The use case: The Baseball season has completed and it's time to project next year's win totals.

The objective:  Determine the top 10 variables that correlate to wins (excluding [Win_Pct] and [Games] from the correlation).  Leverage those top 10 variables to predict the # of wins the team will have in next year’s season.

Isolate the teams to only use Boston - BOS, Los Angles of Anaheim - LAA, Chicago Cub - CHC, San Francisco Giants - SFG, Colorado Rockies - COL and Texas Rangers - TEX.

Create what the final standing will be and how many games out of first place each team is assuming each team plays 162 games.

Good luck, I hope you are having fun with these exercises and expanding your knowledge of Alteryx.  Thanks to all that have provided feedback

A solution has been posted to this article.

Tara McCoy
I pretty much had the same solution except I used a multi-row tool instead of Summarize/Append to calculate games behind.

Pretty much the same solution as @GeneR / @TaraM and @alex.   @alex's method of using a join to filter instead of a formula is much more scalable on large data.

Request to @TaraM - some of the terminology in this one caught me - for example "how many games out of first place", which is probably a natural way of describing the question for folks who grew up with baseball.

Would you mind amending the challenge text a little to say something like "what is the difference in projected win-count between the overall winner and each other team" or something similar?

Good challenge - useful to have an excuse to use the predictive tools!

Fun!!

There are a few different ways to determine the top 10 metrics for predicting wins.

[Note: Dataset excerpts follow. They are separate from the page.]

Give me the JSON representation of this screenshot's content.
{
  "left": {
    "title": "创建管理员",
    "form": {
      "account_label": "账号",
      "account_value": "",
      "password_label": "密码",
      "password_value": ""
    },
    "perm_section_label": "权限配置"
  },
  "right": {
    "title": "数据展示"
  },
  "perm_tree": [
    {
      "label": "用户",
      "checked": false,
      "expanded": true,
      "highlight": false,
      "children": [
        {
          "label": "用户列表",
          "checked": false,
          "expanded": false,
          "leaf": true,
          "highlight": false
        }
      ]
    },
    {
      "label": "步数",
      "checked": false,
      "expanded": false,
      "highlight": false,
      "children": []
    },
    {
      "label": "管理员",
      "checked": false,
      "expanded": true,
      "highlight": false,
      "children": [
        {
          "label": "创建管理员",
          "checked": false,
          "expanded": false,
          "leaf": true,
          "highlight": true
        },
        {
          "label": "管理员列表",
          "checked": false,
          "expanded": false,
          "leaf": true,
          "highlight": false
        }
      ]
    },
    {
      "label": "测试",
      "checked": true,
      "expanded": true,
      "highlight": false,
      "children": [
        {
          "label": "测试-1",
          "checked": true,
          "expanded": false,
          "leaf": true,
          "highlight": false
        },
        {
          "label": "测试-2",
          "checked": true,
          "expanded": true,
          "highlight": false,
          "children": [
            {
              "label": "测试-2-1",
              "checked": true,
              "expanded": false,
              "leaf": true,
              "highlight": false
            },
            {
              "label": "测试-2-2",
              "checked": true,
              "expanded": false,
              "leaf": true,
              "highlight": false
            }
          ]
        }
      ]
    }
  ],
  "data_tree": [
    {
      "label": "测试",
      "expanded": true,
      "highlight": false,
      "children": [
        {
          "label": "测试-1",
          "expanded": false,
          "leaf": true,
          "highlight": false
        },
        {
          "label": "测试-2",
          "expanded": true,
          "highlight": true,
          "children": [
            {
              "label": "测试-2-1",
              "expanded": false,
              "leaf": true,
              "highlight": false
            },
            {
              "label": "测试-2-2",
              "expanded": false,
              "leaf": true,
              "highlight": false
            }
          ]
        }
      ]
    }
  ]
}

I used the Association Analysis tool.

First time using the "association analysis"....worked well :)

My solution! I saved this one till last because I didn't read the question all the way (or at all) and for some reason thought it had something to do with drafting a Fantasy Baseball team, and I was hoping to modify it later to help get a leg up on Fantasy Football drafting later this summer... turns out, that was not at all what the challenge was about. Oops. However, dearest Alteryx Challenge-Generating Team, I do believe a Fantasy Football Drafting Challenge would be a lovely idea for an early summer brain teaser... just sayin'... ;)

Anyway. I originally had more or less the same workflow as others, but decided to take a slightly different detour because I don't like having to go in and manually select things (like variables) in my workflows. So I figured out a (rather rambling) path that more or less allowed me to select all variables (except Tm & Wins) in the Linear Regression tool by narrowing it down to just the 10 top variables in the data being used in the tool first (rather than solving for the 10 variables first and then manually picking them from the list of all variables).

(It's the little things in life that bring me joy...)

And on that note... I believe I have officially finished all 70 of the current Weekly Challenges to date!!

Game on @NicoleJohnson .   Will be interesting to see the action replays of the photo finish for the 75th one.

Any other takers in the community to make this a 4 or 5 way sprint to the finish line?

I will 100% cross the finish line with you!!!

Are you going to Inspire this year? I'd love to meet up in person if you are. I will be there, and cannot wait. Last year was, well, quite inspiring :)

Are you going to Inspire this year? I'd love to meet up in person if you are. I will be there, and cannot wait. Last year was, well, quite inspiring :)